Case Studies

In this section, existing methodologies for the creation of health catchment area databases have been summarized. Organizations/programs profiled in these case studies include MSF; GRID3; the Global Polio Eradication Initiative (Global Polio administrative boundaries) and the Digital Microplanning for COVAX (UNICEF/WHO GIS Working Group).

In the first case study, Médecins Sans Frontières (MSF) in 2016 created a dashboard to support integrated disease surveillance and response in Sierra Leone by creating polygons of geo-spatial data into Tonkolili district (See Appendix 2). These maps were created by field workers in collaboration with community health workers and included lists of health facilities and villages. This dashboard is currently being used to monitor health surveillance in Tonkolili. This method for creating a health catchment area database took a grounded approach, which was facilitated by strong partnerships with community health workers and the Ministry of Health. This method is best suited if data is needed to measure access to target groups for programme interventions. However, this approach is very resource intensive and applicable mostly in areas devoid of conflict, thus allowing secure access to communities.

In the second case study, the Geo-Referenced Infrastructure and Demographic Data for Development (GRID3) initiative sought to produce referenced geospatial data and model population density to improve health catchment area layers and micro-planning tools. Data sources included DHIS2, health zones created by other organizations and field workers (See Appendix 3). This methodology, which is similar to the one employed by MSF in Sierra Leone utilized a bottom-up approach, grounded in the knowledge and experiences of community health workers. The partnerships formed at community level allow for accurate data collection, data validation and created a sense of ownership for the data. This method however demands huge human resources and logistics, and is best suited in non-conflict settings, where enough security, resources and time are available to conduct field mapping and validation.

The third case study describes how the Global Polio Eradication Initiative amassed available administrative units that best connects with data from immunization campaigns to create geospatial hierarchies that meet the mapping needs of the initiative (See Appendix 4). This method adopted a top-to-bottom approach, allowing for remote mapping of data covering very large geographical areas. This method is best suited for scoping, monitoring, or evaluation purposes, as it may lack the fine details to inform community outreach and impact assessment on the ground. These databases are relatively easy to construct, less expensive and are readily integrated into national databases since existing administrative areas are utilized in mapping. This method is also best suited in conflict or other humanitarian regions where secure access to communities cannot be guaranteed. It is also best suited for surveillance purposes during pandemics, to track the speed and distribution of disease outbreaks.
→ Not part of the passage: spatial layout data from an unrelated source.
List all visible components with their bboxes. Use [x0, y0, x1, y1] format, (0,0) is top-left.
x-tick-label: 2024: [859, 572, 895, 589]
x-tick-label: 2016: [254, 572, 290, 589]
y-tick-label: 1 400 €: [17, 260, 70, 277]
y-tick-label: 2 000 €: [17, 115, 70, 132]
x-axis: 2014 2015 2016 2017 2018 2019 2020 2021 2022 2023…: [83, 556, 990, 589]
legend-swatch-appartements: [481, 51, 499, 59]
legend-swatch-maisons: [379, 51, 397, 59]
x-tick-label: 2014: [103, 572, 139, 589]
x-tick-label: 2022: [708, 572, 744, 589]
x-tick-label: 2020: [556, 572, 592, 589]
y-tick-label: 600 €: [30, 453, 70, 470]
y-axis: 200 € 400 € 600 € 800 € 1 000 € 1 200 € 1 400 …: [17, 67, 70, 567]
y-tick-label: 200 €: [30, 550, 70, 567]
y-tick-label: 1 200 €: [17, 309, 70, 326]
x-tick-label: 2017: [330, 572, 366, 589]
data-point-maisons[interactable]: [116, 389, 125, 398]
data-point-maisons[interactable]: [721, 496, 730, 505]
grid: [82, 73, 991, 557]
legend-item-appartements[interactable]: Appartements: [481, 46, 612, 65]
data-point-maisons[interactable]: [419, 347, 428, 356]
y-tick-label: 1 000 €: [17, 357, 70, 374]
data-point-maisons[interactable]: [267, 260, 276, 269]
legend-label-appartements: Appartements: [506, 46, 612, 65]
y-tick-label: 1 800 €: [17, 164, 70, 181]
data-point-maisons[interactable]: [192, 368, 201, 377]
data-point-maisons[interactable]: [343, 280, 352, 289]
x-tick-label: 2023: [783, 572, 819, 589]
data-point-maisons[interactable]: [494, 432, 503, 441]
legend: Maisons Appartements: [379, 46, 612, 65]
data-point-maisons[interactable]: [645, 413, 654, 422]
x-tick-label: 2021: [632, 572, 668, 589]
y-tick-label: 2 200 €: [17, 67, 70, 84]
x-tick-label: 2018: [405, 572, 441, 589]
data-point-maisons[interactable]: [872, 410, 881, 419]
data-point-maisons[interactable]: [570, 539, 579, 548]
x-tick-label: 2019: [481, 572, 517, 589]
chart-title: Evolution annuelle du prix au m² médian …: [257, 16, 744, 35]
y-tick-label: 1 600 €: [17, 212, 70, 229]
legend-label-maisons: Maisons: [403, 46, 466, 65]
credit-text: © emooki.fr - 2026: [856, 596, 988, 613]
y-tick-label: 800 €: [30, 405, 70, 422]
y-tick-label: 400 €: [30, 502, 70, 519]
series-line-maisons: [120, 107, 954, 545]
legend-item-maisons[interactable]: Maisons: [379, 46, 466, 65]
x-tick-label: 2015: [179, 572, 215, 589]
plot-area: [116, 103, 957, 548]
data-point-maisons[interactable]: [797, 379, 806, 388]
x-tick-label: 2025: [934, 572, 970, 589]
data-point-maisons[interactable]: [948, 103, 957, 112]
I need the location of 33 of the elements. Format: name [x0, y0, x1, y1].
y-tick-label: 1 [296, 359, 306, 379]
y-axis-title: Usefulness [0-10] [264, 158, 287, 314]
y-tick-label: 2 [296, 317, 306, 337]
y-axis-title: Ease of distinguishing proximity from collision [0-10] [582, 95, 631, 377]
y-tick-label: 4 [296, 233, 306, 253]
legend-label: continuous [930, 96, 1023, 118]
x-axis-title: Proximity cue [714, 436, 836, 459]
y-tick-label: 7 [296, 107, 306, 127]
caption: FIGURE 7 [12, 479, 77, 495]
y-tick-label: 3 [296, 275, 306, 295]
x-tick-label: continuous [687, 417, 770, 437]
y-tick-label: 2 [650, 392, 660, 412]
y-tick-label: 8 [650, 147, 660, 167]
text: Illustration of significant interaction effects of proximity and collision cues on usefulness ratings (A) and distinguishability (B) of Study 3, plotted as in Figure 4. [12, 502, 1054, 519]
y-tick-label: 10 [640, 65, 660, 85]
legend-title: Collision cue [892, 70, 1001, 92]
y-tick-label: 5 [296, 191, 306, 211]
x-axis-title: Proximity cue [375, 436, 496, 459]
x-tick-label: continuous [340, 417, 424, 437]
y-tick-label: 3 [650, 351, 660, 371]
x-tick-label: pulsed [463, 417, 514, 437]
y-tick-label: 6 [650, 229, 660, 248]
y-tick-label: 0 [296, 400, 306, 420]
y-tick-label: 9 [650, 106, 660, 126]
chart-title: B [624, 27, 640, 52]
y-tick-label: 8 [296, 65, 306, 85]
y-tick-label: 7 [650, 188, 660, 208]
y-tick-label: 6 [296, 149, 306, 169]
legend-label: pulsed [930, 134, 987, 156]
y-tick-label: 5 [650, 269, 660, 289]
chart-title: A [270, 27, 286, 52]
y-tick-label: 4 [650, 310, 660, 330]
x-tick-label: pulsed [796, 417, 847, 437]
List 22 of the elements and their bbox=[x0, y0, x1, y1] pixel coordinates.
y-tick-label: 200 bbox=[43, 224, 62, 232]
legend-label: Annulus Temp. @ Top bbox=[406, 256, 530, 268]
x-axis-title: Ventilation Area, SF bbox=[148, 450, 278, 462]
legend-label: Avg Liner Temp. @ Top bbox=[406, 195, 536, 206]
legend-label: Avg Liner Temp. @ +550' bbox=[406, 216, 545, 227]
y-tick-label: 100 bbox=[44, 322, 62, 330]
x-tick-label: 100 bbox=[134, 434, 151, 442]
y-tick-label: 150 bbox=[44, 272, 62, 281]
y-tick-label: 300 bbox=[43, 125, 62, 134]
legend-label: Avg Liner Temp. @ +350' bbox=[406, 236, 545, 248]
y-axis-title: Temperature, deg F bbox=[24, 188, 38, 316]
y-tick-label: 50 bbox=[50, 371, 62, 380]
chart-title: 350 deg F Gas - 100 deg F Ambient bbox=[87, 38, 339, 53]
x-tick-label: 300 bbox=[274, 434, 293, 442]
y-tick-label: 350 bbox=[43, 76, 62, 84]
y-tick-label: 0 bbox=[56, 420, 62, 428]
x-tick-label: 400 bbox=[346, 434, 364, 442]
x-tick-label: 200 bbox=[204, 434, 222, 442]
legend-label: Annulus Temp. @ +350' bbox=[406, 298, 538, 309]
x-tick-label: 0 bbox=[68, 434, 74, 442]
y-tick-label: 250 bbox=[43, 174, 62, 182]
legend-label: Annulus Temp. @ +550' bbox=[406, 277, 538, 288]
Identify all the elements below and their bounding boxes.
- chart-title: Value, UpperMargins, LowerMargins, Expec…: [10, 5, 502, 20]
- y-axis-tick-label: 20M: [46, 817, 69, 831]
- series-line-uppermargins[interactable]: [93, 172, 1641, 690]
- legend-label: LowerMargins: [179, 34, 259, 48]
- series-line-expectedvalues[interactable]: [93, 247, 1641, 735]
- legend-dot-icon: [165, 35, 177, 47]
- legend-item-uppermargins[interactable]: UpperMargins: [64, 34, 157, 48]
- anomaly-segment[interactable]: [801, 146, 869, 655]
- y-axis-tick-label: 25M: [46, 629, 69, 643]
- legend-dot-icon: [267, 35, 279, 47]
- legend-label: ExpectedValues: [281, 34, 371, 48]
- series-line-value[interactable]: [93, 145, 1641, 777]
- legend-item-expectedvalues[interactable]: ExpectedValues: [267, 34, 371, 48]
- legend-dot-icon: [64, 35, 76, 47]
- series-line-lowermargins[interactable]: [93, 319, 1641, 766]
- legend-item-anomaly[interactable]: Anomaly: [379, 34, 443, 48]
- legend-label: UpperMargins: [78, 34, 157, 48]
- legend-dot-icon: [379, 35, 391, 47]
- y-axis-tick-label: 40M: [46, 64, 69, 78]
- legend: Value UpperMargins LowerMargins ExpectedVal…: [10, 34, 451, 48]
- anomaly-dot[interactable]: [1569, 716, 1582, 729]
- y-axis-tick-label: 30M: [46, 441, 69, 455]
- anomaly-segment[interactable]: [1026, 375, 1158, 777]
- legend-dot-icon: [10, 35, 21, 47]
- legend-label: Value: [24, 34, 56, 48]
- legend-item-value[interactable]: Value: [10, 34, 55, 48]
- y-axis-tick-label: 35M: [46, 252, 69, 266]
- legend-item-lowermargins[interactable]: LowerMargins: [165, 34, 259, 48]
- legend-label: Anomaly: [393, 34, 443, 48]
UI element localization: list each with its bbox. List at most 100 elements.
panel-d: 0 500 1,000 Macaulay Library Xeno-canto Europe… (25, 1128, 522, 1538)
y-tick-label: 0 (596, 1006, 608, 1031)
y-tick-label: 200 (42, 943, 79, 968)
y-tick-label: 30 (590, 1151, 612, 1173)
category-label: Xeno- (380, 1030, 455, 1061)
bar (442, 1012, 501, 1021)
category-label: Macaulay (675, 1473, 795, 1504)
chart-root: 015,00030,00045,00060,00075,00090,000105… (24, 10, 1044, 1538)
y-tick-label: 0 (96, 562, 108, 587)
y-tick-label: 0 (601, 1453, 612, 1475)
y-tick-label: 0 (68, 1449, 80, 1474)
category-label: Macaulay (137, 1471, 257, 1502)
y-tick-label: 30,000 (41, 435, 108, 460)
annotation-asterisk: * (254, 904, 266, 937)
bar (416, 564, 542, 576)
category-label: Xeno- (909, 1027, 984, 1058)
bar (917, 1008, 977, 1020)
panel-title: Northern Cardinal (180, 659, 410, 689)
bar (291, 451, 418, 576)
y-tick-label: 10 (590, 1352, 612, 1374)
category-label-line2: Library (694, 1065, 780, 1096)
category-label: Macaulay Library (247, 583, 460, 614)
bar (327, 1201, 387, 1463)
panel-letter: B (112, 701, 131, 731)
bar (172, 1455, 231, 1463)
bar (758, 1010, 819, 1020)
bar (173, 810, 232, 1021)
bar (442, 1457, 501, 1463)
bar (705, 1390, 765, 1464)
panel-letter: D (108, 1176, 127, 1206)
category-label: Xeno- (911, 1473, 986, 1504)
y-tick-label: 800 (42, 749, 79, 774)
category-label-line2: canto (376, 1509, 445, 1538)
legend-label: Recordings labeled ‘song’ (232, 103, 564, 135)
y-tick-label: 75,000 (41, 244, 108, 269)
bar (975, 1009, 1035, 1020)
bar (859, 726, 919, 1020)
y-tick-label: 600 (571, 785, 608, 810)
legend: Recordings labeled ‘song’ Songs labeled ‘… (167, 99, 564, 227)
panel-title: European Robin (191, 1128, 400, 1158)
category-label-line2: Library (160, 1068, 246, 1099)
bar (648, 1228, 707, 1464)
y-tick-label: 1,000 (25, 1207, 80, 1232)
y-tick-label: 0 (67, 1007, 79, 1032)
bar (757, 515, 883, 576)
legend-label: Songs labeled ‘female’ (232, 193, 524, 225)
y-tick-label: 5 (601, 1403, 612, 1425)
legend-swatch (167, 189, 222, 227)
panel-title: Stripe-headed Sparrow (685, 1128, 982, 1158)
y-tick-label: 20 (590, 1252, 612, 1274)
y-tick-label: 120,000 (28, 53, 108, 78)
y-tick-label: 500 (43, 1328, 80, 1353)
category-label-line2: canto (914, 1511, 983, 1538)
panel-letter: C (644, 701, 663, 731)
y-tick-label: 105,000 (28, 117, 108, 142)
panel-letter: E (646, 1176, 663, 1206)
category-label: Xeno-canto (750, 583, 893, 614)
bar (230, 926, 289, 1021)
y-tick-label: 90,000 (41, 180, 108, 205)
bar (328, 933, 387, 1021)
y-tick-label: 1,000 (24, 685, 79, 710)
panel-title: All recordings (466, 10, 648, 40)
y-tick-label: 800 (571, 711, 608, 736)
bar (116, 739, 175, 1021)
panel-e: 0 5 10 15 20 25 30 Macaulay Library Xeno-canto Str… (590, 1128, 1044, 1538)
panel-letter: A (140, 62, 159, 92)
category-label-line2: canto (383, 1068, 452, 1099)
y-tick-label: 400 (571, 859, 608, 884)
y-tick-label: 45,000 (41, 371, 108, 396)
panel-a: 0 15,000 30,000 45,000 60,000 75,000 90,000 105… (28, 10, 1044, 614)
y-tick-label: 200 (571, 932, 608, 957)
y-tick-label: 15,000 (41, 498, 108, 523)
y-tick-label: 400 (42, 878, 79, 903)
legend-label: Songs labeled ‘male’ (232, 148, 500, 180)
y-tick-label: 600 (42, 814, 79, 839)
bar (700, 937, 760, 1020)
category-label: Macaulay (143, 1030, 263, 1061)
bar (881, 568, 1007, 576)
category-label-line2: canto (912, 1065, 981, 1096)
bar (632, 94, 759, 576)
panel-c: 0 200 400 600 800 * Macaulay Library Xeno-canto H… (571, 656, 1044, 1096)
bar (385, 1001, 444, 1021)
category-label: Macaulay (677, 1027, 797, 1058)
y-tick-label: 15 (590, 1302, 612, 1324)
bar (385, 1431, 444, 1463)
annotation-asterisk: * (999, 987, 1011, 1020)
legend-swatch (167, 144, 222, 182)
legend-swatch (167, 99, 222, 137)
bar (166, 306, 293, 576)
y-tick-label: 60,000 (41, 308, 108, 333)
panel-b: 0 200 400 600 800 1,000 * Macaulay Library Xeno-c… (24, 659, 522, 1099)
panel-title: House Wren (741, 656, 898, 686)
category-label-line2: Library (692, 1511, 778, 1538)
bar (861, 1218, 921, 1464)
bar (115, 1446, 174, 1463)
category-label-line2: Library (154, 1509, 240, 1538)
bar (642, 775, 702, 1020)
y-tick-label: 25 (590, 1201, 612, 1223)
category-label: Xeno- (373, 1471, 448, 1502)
The fourth case study explores how the UNICEF/WHO GIS working group has created a digital micro planning initiative to promote an equitable access to COVID-19 vaccination centres. Data components include spatial population, modes of transport and healthcare facility capability. This initiative enables countries to map refusal populations (See Appendix 5). Digital microplanning has shown demonstrable impact in increasing immunization coverage in several countries in recent years.8 TheThis application of this tool to augment COVID-19 vaccination strategies counts as an appropriate use of relevant technology to meet health needs. This method employs a more coordinated and collaborative approach, where a market is created for data producers (GIS experts, NGOs, Humanitarian organizations, academic institutions) and data consumers (countries, MoH, communities). This high-level coordination ensures uniform support is provided to countries and streamlines data collection and metrics. This is best suited when data is open, a high-level of coordination is applicable to enhance cooperation between international organizations and country governments, and enough financial resources are available to ensure equity in service provision and support. A key challenge in using this method is navigating the complex web of data sharing policies that limit the extent to which organizations and countries are mandated to share their data onto a single collaborative space.